By Dustin Cabeal
For some reason, I randomly opened this comic and was surprised by the artwork. It was enough to make me read the issue, even if I really disliked one of the character designs. Aquaman is just one of those characters that have been screwed up too many times and every attempt to fix him always includes the shit that broke him in the first place. The New 52 was a perfect spot to change all that, but instead, it was used to address the comic readers conception of the character rather than figuring out how to make underwater worlds appealing in the modern era.
Listen, underwater just isn’t as attractive to people anymore. I remember as a kid submarines and a looking at the Titanic which drones were an exciting conversation. We have space now, fucking aliens and intergalactic battles. Simply put, the ocean, no matter how large it is, just isn’t as interesting anymore. That doesn’t mean it can’t be interesting, but going back to my previous point that every opportunity seems to be squandered. Also, if you’re interested Comics to the Maxx (one of our podcasts) has a great Aquaman idea.
There are some glimmers of hope in this issue. I have no idea what chunk of the story I’m coming in on, but Arthur is “dead” to the world, and this “new” Aquaman has taken the mantle. He goes by a different name and is referred to as “The Aquaman.” The throne has been taken over by a dude wielding old magic, and he’s looking to eliminate the people that have mutated in the water. There are two different powers at play trying to guide Aquaman, and uneasy alliances are being made.

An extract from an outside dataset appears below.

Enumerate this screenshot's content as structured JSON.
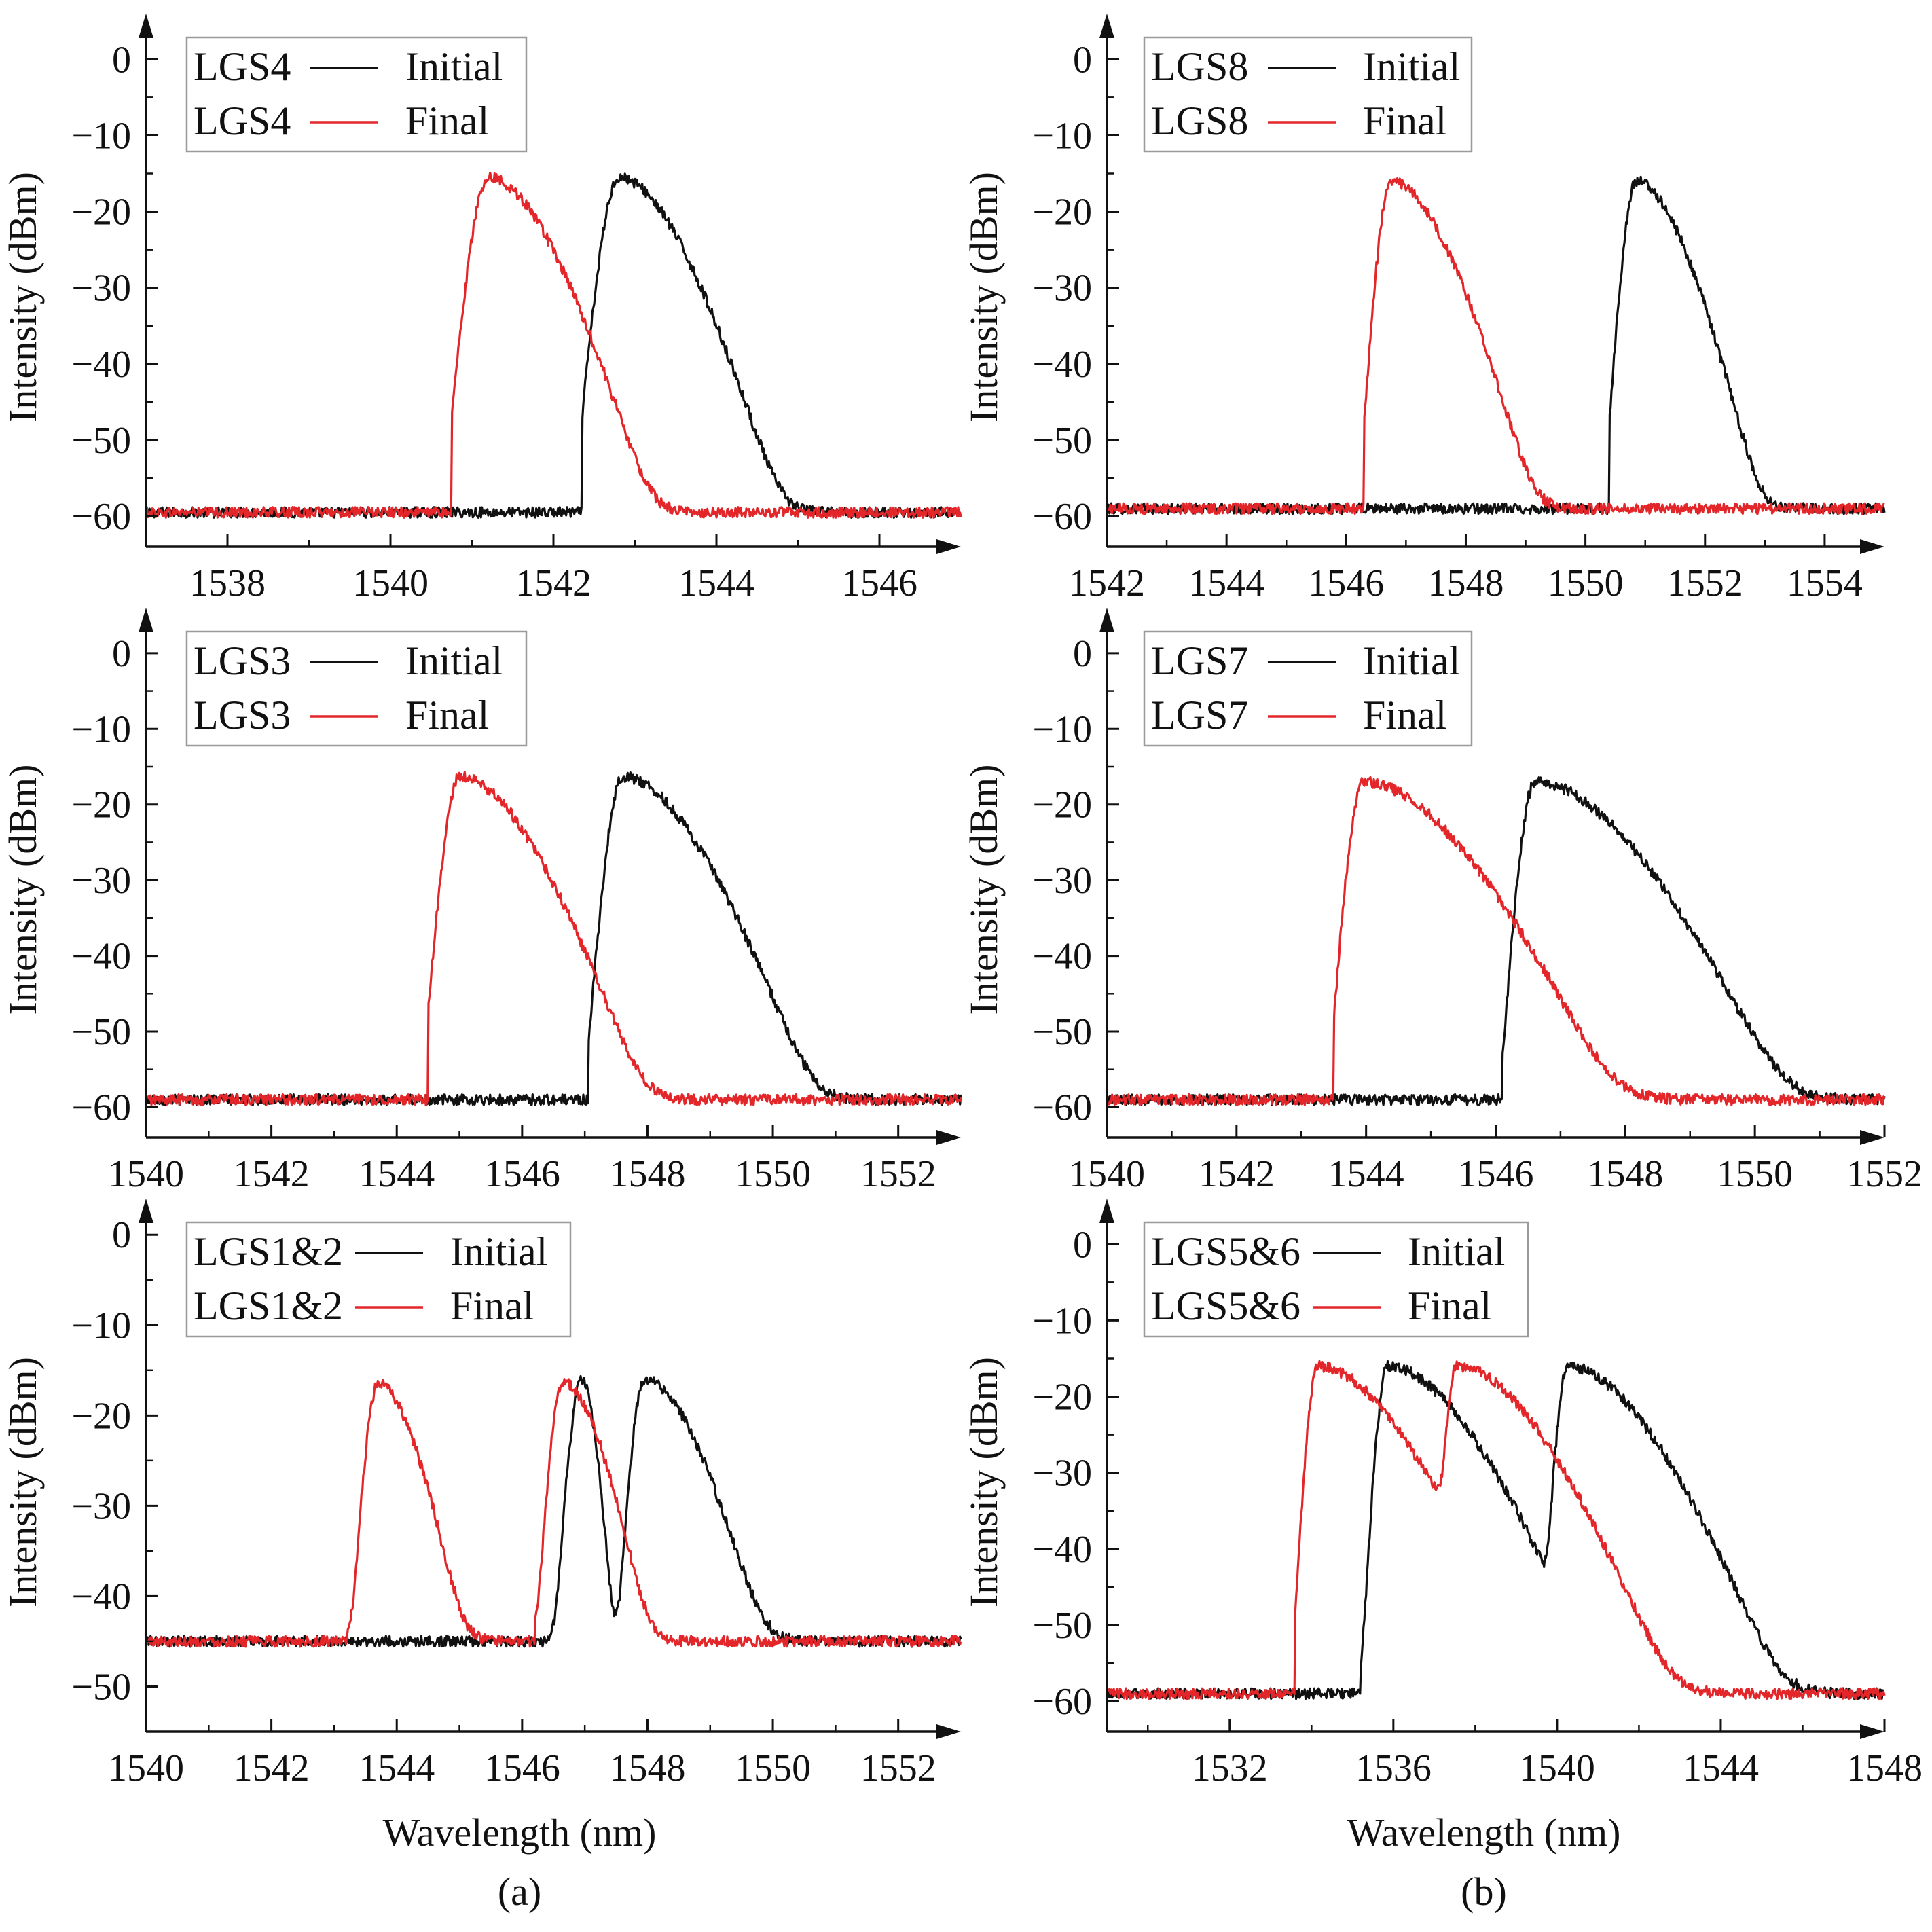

Frankly put, Dan Abnett has slowly fixed the fuck out of Aquaman. Abnett understands once of the core things about Aquaman world; it’s all about royalty and politics. There have been a few others that have attempted the same. The Kurt Busiek run had some similar themes, but then eventually got lost in crossovers and the constant question of “is that Aquaman?” got old after a while.

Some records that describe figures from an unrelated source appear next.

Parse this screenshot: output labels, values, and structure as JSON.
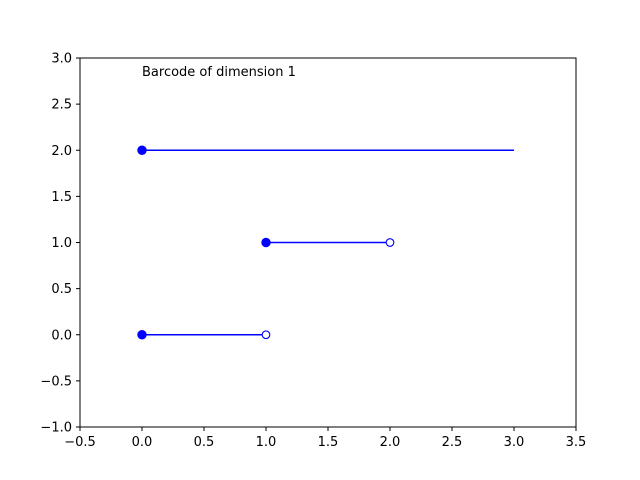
{
  "chart_data": {
    "type": "barcode",
    "annotation": "Barcode of dimension 1",
    "xlim": [
      -0.5,
      3.5
    ],
    "ylim": [
      -1.0,
      3.0
    ],
    "xticks": [
      -0.5,
      0.0,
      0.5,
      1.0,
      1.5,
      2.0,
      2.5,
      3.0,
      3.5
    ],
    "yticks": [
      -1.0,
      -0.5,
      0.0,
      0.5,
      1.0,
      1.5,
      2.0,
      2.5,
      3.0
    ],
    "xtick_labels": [
      "−0.5",
      "0.0",
      "0.5",
      "1.0",
      "1.5",
      "2.0",
      "2.5",
      "3.0",
      "3.5"
    ],
    "ytick_labels": [
      "−1.0",
      "−0.5",
      "0.0",
      "0.5",
      "1.0",
      "1.5",
      "2.0",
      "2.5",
      "3.0"
    ],
    "grid": false,
    "color": "#0000ff",
    "bars": [
      {
        "y": 0,
        "birth": 0.0,
        "death": 1.0,
        "closed_start": true,
        "closed_end": false
      },
      {
        "y": 1,
        "birth": 1.0,
        "death": 2.0,
        "closed_start": true,
        "closed_end": false
      },
      {
        "y": 2,
        "birth": 0.0,
        "death": 3.0,
        "closed_start": true,
        "closed_end": null
      }
    ]
  }
}
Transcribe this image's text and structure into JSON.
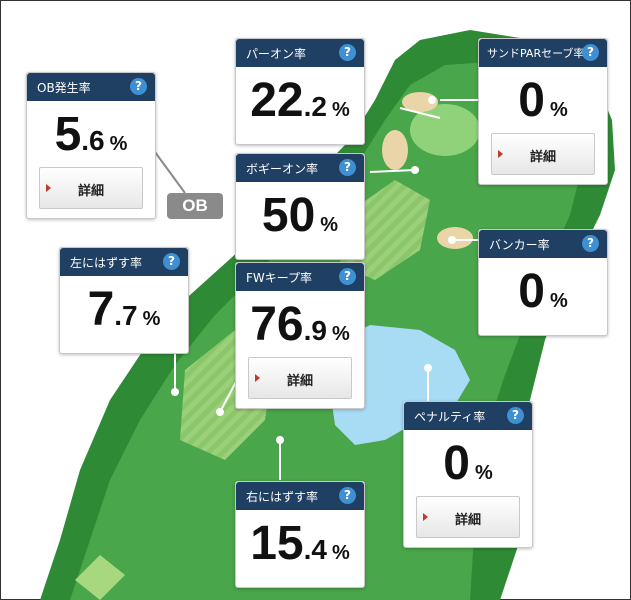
{
  "ob_badge": "OB",
  "help_glyph": "?",
  "detail_label": "詳細",
  "colors": {
    "header": "#1f3f63",
    "help_icon": "#3f8fd3",
    "fairway": "#3e9a41",
    "light_green": "#8dc86a",
    "water": "#a8dbf4",
    "bunker": "#e9d5a8",
    "detail_arrow": "#c0392b"
  },
  "stats": {
    "ob_rate": {
      "title": "OB発生率",
      "int": "5",
      "dec": ".6",
      "pct": "%"
    },
    "par_on_rate": {
      "title": "パーオン率",
      "int": "22",
      "dec": ".2",
      "pct": "%"
    },
    "sand_save_rate": {
      "title": "サンドPARセーブ率",
      "int": "0",
      "dec": "",
      "pct": "%"
    },
    "bogey_on_rate": {
      "title": "ボギーオン率",
      "int": "50",
      "dec": "",
      "pct": "%"
    },
    "bunker_rate": {
      "title": "バンカー率",
      "int": "0",
      "dec": "",
      "pct": "%"
    },
    "miss_left_rate": {
      "title": "左にはずす率",
      "int": "7",
      "dec": ".7",
      "pct": "%"
    },
    "fw_keep_rate": {
      "title": "FWキープ率",
      "int": "76",
      "dec": ".9",
      "pct": "%"
    },
    "penalty_rate": {
      "title": "ペナルティ率",
      "int": "0",
      "dec": "",
      "pct": "%"
    },
    "miss_right_rate": {
      "title": "右にはずす率",
      "int": "15",
      "dec": ".4",
      "pct": "%"
    }
  }
}
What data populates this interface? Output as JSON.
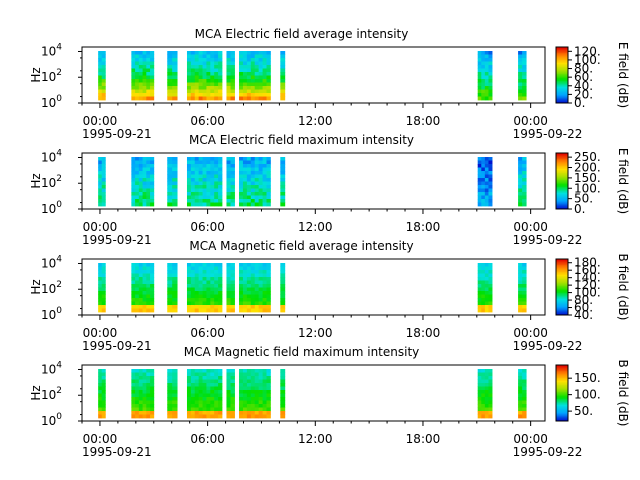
{
  "chart_data": [
    {
      "type": "heatmap",
      "title": "MCA  Electric field average intensity",
      "ylabel": "Hz",
      "y_scale": "log",
      "y_ticks": [
        {
          "base": "10",
          "exp": "0"
        },
        {
          "base": "10",
          "exp": "2"
        },
        {
          "base": "10",
          "exp": "4"
        }
      ],
      "x_ticks": [
        "00:00",
        "06:00",
        "12:00",
        "18:00",
        "00:00"
      ],
      "x_start_date": "1995-09-21",
      "x_end_date": "1995-09-22",
      "colorbar": {
        "label": "E field (dB)",
        "ticks": [
          "0.",
          "20.",
          "40.",
          "60.",
          "80.",
          "100.",
          "120."
        ],
        "range": [
          0,
          130
        ],
        "colors": [
          "#0000c8",
          "#00a0ff",
          "#00e0e0",
          "#00e000",
          "#a0e000",
          "#ffe000",
          "#ff8000",
          "#e00000"
        ]
      },
      "data_segments_hours": [
        [
          -0.1,
          0.3
        ],
        [
          1.75,
          3.0
        ],
        [
          3.75,
          4.3
        ],
        [
          4.85,
          6.8
        ],
        [
          7.05,
          7.5
        ],
        [
          7.75,
          9.5
        ],
        [
          10.05,
          10.3
        ],
        [
          21.05,
          21.85
        ],
        [
          23.3,
          23.75
        ]
      ]
    },
    {
      "type": "heatmap",
      "title": "MCA  Electric field maximum intensity",
      "ylabel": "Hz",
      "y_scale": "log",
      "y_ticks": [
        {
          "base": "10",
          "exp": "0"
        },
        {
          "base": "10",
          "exp": "2"
        },
        {
          "base": "10",
          "exp": "4"
        }
      ],
      "x_ticks": [
        "00:00",
        "06:00",
        "12:00",
        "18:00",
        "00:00"
      ],
      "x_start_date": "1995-09-21",
      "x_end_date": "1995-09-22",
      "colorbar": {
        "label": "E field (dB)",
        "ticks": [
          "0.",
          "50.",
          "100.",
          "150.",
          "200.",
          "250."
        ],
        "range": [
          0,
          270
        ],
        "colors": [
          "#0000c8",
          "#00a0ff",
          "#00e0e0",
          "#00e000",
          "#a0e000",
          "#ffe000",
          "#ff8000",
          "#e00000"
        ]
      },
      "data_segments_hours": [
        [
          -0.1,
          0.3
        ],
        [
          1.75,
          3.0
        ],
        [
          3.75,
          4.3
        ],
        [
          4.85,
          6.8
        ],
        [
          7.05,
          7.5
        ],
        [
          7.75,
          9.5
        ],
        [
          10.05,
          10.3
        ],
        [
          21.05,
          21.85
        ],
        [
          23.3,
          23.75
        ]
      ]
    },
    {
      "type": "heatmap",
      "title": "MCA  Magnetic field average intensity",
      "ylabel": "Hz",
      "y_scale": "log",
      "y_ticks": [
        {
          "base": "10",
          "exp": "0"
        },
        {
          "base": "10",
          "exp": "2"
        },
        {
          "base": "10",
          "exp": "4"
        }
      ],
      "x_ticks": [
        "00:00",
        "06:00",
        "12:00",
        "18:00",
        "00:00"
      ],
      "x_start_date": "1995-09-21",
      "x_end_date": "1995-09-22",
      "colorbar": {
        "label": "B field (dB)",
        "ticks": [
          "40.",
          "60.",
          "80.",
          "100.",
          "120.",
          "140.",
          "160.",
          "180."
        ],
        "range": [
          40,
          190
        ],
        "colors": [
          "#0000c8",
          "#00a0ff",
          "#00e0e0",
          "#00e000",
          "#a0e000",
          "#ffe000",
          "#ff8000",
          "#e00000"
        ]
      },
      "data_segments_hours": [
        [
          -0.1,
          0.3
        ],
        [
          1.75,
          3.0
        ],
        [
          3.75,
          4.3
        ],
        [
          4.85,
          6.8
        ],
        [
          7.05,
          7.5
        ],
        [
          7.75,
          9.5
        ],
        [
          10.05,
          10.3
        ],
        [
          21.05,
          21.85
        ],
        [
          23.3,
          23.75
        ]
      ]
    },
    {
      "type": "heatmap",
      "title": "MCA  Magnetic field maximum intensity",
      "ylabel": "Hz",
      "y_scale": "log",
      "y_ticks": [
        {
          "base": "10",
          "exp": "0"
        },
        {
          "base": "10",
          "exp": "2"
        },
        {
          "base": "10",
          "exp": "4"
        }
      ],
      "x_ticks": [
        "00:00",
        "06:00",
        "12:00",
        "18:00",
        "00:00"
      ],
      "x_start_date": "1995-09-21",
      "x_end_date": "1995-09-22",
      "colorbar": {
        "label": "B field (dB)",
        "ticks": [
          "50.",
          "100.",
          "150."
        ],
        "range": [
          20,
          190
        ],
        "colors": [
          "#0000c8",
          "#00a0ff",
          "#00e0e0",
          "#00e000",
          "#a0e000",
          "#ffe000",
          "#ff8000",
          "#e00000"
        ]
      },
      "data_segments_hours": [
        [
          -0.1,
          0.3
        ],
        [
          1.75,
          3.0
        ],
        [
          3.75,
          4.3
        ],
        [
          4.85,
          6.8
        ],
        [
          7.05,
          7.5
        ],
        [
          7.75,
          9.5
        ],
        [
          10.05,
          10.3
        ],
        [
          21.05,
          21.85
        ],
        [
          23.3,
          23.75
        ]
      ]
    }
  ]
}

Here’s the thing, you can’t just have a king. That’s boring. That’s Namor, and no one gives a fuck. With royalty, it’s about what’s hidden from the public eye that’s interesting. A dude wielding old magic that was seal has put a crown of thorns around the city. A little bit of Jesus, a lot a bit of magic. Then there’s a secret network of another religion working to govern society, and you seamlessly have drama from all sides. Now, hopefully, Abnett has been watching a lot of The Crown and knows that you can’t just air this all out and burn storylines. It doesn’t seem like that’s his goal, but it’s Aquaman… shit tends to go down this way. The political aspect is tied in with the royalty but extends further as there is a race element to the story as well. The human looking ocean people and the “sea-affected” people or whatever they're called. This is where characters like King Shark come into play, which was the only character design I didn’t like. I also didn’t like how everyone seemed to know about Batman underwater… like, really? Why? Whatever, he’s a heavy metal criminal right now.
The art is freaking gorgeous. Everything is photorealistic, and it sells the world. Frankly, this book looks better than Batman and Superman and that’s what you need. If people are going to tune into Aquaman, if you’re going to win people over to this book, you need stunning art. Granted, the level of detail here all but assures that there will be multiple artists on the series, but if each is as detailed or able to give a unified look, then it’ll bring people in. I believe that because it worked for me. I haven’t read this series since issue six. The coloring is also gorgeous, it looks like its underwater, but without it being painful to look at. There’s a sense of the world, a look to it, but everyone isn’t smiling and swimming around erratically. Hell, people were full clothing instead of being in thongs and mid-drifts.
It’s likely that I’ll be back for more Aquaman. I don’t know if I’ll always review it, but this issue warranted a review. Without even knowing the landscape of the story arc, I was able to jump into it and thoroughly enjoy it. There’s some dialogue that was meh, and some of the action is stiff, but damn, this was a good read and beautiful to look at. As strange as it is to say, give Aquaman a shot. Put the movie version and the all the other nonsense out of your head first and just enjoy it for what the political sea-opera that it is.